I wonder if I was alone in finding the bantering exchanges between Charles and wives no. 1 and 2 dwindling into slightly tiresome bickering. Certainly the appearances of Eve Callow-Salt's cleverly played zany maid, a jerky marionette in both speech and limb, livened the proceedings no end. I especially admired the director's handling of the movement of her actors – so often the Achilles' heel of amateur shows; in the seance scenes before the end, Ms Reilly's skilful choreographing of the action as the players pirouetted in the spectral lighting was a delight.

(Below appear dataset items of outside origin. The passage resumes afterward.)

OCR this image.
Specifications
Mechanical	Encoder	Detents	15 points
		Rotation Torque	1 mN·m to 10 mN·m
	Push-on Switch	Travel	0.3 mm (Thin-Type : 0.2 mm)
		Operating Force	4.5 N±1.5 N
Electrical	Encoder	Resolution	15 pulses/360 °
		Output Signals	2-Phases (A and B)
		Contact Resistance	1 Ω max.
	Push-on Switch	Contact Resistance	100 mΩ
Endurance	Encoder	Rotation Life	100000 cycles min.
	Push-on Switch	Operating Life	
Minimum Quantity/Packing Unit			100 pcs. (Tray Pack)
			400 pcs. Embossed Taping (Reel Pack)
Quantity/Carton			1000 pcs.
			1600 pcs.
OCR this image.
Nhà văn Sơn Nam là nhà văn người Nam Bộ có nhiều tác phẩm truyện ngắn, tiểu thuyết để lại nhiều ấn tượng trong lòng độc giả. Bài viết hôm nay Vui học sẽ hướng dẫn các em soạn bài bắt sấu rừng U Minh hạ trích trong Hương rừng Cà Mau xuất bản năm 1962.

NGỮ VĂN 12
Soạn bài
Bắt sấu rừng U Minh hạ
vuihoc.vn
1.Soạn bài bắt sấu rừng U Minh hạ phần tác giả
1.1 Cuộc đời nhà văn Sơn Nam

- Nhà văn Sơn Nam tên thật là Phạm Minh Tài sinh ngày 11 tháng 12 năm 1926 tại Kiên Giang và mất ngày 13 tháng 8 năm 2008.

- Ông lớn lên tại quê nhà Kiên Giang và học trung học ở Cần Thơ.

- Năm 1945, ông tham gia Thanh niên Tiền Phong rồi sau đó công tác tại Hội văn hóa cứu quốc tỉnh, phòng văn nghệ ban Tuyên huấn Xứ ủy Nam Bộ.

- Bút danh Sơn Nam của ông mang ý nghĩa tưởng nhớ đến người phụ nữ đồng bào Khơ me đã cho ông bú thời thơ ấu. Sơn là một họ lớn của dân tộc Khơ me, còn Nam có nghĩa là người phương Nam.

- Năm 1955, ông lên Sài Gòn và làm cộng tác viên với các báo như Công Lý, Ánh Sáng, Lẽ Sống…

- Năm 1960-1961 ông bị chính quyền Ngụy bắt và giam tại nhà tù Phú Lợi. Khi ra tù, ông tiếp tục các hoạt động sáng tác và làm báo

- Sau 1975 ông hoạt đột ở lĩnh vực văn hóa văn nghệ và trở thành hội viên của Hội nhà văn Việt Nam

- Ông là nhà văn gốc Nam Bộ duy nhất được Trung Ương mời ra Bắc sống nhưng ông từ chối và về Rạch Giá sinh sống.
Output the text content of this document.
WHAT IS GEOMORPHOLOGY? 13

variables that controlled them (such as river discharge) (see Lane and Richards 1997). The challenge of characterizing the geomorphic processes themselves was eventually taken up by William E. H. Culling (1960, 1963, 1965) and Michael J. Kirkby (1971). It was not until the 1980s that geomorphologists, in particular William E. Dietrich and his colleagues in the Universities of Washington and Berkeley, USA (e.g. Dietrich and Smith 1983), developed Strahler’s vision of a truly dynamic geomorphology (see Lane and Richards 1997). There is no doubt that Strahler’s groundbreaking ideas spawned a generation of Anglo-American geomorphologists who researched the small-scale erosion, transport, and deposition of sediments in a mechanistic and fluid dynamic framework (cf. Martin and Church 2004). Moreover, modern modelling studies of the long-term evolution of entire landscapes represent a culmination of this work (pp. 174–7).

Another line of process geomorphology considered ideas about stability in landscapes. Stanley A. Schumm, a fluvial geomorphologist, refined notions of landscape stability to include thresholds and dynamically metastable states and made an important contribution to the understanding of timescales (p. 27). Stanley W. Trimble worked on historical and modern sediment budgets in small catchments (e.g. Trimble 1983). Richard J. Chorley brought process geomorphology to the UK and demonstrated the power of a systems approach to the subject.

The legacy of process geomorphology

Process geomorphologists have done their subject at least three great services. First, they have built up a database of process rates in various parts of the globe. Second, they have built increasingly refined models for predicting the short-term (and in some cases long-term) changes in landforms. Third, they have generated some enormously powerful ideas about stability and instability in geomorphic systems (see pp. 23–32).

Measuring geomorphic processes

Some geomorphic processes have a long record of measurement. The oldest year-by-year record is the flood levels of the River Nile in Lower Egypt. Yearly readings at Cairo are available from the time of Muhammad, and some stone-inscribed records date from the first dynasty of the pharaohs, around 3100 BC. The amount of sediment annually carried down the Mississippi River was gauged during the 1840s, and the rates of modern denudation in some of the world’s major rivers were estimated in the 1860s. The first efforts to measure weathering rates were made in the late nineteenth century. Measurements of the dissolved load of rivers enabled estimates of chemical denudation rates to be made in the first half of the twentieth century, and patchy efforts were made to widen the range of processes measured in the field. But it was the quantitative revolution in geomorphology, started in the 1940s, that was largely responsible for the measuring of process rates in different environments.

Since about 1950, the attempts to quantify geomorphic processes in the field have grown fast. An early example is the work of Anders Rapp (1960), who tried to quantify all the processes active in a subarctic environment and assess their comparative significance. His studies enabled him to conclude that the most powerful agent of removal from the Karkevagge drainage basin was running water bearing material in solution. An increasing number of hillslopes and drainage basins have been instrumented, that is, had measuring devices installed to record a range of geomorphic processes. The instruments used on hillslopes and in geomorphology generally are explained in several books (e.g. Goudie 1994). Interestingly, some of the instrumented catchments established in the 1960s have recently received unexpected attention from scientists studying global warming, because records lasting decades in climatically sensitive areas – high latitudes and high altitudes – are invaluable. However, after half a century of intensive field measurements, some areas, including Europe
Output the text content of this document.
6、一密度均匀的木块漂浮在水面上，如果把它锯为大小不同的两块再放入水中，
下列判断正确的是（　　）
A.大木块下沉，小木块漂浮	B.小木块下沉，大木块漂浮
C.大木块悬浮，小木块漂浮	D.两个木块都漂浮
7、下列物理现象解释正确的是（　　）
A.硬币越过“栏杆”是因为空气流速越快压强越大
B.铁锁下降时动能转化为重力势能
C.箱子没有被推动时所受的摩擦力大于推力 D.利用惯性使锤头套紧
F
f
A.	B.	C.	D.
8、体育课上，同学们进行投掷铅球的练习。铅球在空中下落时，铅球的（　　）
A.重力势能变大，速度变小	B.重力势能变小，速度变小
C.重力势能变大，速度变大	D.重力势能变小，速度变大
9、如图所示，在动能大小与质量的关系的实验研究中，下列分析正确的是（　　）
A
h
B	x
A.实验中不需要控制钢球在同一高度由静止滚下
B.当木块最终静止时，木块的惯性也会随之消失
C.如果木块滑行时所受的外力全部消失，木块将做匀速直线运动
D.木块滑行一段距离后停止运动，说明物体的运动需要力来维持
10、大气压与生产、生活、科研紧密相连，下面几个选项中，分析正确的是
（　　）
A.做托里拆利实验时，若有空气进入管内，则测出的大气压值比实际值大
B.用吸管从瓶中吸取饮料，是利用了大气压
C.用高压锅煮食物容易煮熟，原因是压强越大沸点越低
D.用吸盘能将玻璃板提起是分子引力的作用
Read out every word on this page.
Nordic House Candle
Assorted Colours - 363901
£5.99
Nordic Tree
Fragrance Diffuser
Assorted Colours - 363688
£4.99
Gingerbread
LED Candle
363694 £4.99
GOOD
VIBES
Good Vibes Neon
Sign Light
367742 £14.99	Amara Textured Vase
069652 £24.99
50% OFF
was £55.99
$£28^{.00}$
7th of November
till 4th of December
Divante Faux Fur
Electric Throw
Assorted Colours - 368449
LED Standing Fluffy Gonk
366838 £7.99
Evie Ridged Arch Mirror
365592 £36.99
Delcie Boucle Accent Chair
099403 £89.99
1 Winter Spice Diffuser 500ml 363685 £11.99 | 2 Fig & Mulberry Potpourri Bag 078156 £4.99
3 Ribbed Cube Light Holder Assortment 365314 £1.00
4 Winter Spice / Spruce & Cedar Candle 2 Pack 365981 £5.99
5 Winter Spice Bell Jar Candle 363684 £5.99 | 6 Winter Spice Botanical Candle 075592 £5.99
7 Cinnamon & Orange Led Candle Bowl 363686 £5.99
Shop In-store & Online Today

Paul Clifford's smooth Charles was a picture of cheerful complacency, for the most part as serene with one wife as with two or even none. His eventual disintegration comes as a shock, but Mr Clifford makes the transformation both plausible and bitter-sweet. His reaction acting throughout was first-class. Helen Taylor as wife No. 2 is an elegant presence. Her jousting with Charles has just the right mix of affection and pointed scepticism, and she manages her transition into a more adversarial standpoint with natural ease. Elvira, wife No. 1, is played by Cate Nunn as skittish and coy, almost a pubescent teenager as she uncoils herself on the sofa like a mermaid on a rock enticing passing mariners. This is an intelligent, carefully thought-out reading of the part. As Mme Arcati, Barbara Denton of course has the juicy role of the night and she makes the most of it. In baggy pantaloons, yellow and orange turban, endless scarf and mustard tunic she cuts an exotic but oddly suburban figure, as much Surbiton as Samarkand.
"I had my first trance when I was four years old and my first ectoplasmic manifestation when I was five and a half"
Roaming the drawing room in search of ghosts and paranormal clues, Ms Denton cleverly draws back from the very brink of ridiculous caricature and manages to show instead a more interesting and more human figure full of optimism and curiosity.
Oxford Theatre Guild can be relied upon to lay its professional, thoughtful imprint upon its drama and this show is no exception. Blithe Spirit is unlikely to stun newcomers to this playwright with its rather stereotypical brand of mildly subversive black comedy, but if this is the kind of thing you like, then a quality production awaits you all this week.